Künstlerische Verfahren als Kritik

Künstler, deren Ziel es ist, den Status quo zu hinterfragen, sollten vor allem diese zentrale Frage stellen: Wie können künstlerische Verfahren in einer Gesellschaft, in der jede kritische Geste von den dominanten Machtstrukturen rasch wieder wettgemacht und neutralisiert wird, ihre kritische Rolle beibehalten? Derzeit findet eine wichtige Debatte zur dieser Frage statt, bei der die Meinungen weit auseinander gehen. Es gibt jene, die meinen, dass wir Zeugen eines „Verdampfens der Kunst“, einer Ästhetisierung aller Existenzformen sind. Sie rufen den allumfassenden Sieg der Ästhetik aus und stellen fest, dass der Effekt dieses Sieges die Schaffung einer hedonistischen Kultur ist, in der es der Kunst nicht mehr gelingt, authentisch subversive Erfahrungen zu vermitteln. Das Verschwimmen der Grenzen zwischen Kunst und Werbung ist so weit fortgeschritten, dass die Idee des kritischen öffentlichen Raums ihre Bedeutung verloren hat, da wir nun in einer Gesellschaft leben, in der sogar das Publikum privatisiert wurde.
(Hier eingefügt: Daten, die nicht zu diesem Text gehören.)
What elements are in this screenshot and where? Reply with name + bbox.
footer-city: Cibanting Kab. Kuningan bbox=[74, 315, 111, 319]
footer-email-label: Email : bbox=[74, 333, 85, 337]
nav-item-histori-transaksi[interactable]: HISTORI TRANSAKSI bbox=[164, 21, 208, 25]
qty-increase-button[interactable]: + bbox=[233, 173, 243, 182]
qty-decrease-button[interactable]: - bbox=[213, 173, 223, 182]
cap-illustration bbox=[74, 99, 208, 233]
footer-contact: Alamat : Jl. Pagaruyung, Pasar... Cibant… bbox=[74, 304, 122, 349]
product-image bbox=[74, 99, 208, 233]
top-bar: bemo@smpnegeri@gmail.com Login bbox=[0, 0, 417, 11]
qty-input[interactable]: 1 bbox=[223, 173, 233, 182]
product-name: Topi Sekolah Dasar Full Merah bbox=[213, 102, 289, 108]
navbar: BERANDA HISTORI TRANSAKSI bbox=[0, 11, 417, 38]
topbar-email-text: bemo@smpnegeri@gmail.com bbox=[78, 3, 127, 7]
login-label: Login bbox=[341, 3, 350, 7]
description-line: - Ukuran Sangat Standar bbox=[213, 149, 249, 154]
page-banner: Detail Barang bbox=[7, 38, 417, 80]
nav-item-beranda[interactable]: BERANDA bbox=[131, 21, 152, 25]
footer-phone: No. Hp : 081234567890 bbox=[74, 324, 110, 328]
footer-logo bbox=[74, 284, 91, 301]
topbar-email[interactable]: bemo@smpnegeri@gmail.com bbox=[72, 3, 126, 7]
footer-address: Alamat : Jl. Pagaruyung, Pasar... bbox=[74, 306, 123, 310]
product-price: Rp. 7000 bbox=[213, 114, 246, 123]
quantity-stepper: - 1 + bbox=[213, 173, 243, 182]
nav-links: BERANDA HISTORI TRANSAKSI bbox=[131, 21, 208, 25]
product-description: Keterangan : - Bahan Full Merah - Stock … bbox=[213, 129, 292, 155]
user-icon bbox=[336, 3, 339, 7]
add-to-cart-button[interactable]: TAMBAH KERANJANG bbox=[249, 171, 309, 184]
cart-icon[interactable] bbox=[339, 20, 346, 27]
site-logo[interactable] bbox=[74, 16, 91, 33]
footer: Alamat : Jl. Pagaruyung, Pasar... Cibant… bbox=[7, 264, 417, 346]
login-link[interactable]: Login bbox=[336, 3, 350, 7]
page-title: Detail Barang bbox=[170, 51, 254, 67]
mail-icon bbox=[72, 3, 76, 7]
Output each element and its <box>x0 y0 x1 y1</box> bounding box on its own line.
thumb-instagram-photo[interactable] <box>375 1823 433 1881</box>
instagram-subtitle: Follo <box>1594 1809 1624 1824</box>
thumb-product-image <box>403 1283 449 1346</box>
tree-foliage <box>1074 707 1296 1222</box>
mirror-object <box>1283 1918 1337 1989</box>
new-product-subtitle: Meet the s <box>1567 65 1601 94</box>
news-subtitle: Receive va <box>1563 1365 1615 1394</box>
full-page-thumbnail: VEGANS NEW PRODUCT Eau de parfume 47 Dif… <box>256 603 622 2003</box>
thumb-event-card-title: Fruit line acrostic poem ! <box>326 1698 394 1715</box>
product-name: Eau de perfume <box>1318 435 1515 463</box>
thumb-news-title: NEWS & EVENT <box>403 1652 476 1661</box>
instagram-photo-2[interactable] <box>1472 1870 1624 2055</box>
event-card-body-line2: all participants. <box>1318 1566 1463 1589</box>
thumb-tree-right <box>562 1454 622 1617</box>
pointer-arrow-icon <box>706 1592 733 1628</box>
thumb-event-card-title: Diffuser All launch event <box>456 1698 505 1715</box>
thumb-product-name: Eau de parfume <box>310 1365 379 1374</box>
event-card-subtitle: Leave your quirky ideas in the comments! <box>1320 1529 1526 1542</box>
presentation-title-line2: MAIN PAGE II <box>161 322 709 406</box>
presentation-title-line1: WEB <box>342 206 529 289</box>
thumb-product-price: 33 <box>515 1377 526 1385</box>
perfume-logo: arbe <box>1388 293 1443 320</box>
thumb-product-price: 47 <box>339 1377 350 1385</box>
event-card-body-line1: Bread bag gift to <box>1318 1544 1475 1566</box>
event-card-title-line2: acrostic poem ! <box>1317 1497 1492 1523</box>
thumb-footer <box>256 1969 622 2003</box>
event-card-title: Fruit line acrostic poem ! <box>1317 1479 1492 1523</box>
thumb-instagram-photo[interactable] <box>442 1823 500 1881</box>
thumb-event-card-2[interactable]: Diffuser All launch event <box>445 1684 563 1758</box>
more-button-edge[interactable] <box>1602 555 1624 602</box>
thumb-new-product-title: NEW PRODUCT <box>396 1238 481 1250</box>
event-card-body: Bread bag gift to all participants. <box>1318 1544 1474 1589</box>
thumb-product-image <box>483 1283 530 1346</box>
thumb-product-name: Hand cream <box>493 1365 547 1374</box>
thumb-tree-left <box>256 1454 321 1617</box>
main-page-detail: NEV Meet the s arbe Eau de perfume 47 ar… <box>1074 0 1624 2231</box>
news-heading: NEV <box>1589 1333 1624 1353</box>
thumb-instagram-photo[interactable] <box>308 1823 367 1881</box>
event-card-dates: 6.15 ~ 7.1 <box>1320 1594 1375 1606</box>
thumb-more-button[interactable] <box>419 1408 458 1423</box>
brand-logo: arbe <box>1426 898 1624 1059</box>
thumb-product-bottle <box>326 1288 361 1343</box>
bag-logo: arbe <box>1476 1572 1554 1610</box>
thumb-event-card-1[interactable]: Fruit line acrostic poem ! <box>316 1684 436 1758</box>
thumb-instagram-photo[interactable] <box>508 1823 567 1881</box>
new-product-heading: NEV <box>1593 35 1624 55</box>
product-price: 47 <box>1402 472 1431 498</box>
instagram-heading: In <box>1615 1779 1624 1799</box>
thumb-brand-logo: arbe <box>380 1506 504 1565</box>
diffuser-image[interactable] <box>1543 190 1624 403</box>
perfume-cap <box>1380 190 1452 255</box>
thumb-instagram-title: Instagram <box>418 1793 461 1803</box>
In ähnlicher Manier behaupten einige Theoretiker, die sich mit dem Wachstum der globalen Kulturindustrie beschäftigen, dass die schlimmsten Albträume Adornos und Horkheimers eingetreten sind: Die Produktion von Symbolen ist nun ein Hauptanliegen des Kapitalismus'. Durch die Entwicklung der Kreativindustrien ist der Einzelne der Kontrolle durch das Kapital völlig erlegen. Nicht nur Konsumenten, sondern auch Kulturschaffende sind Gefangene der von den Medien und den Unterhaltungskonzernen dominierten Kulturindustrie und sind somit zu passiven Funktionen des kapitalistischen Systems verkommen. Auch hier scheint die Möglichkeit effizienter Kritik in einer ganzen Reihe von öffentlichen Räumen abhanden gekommen zu sein.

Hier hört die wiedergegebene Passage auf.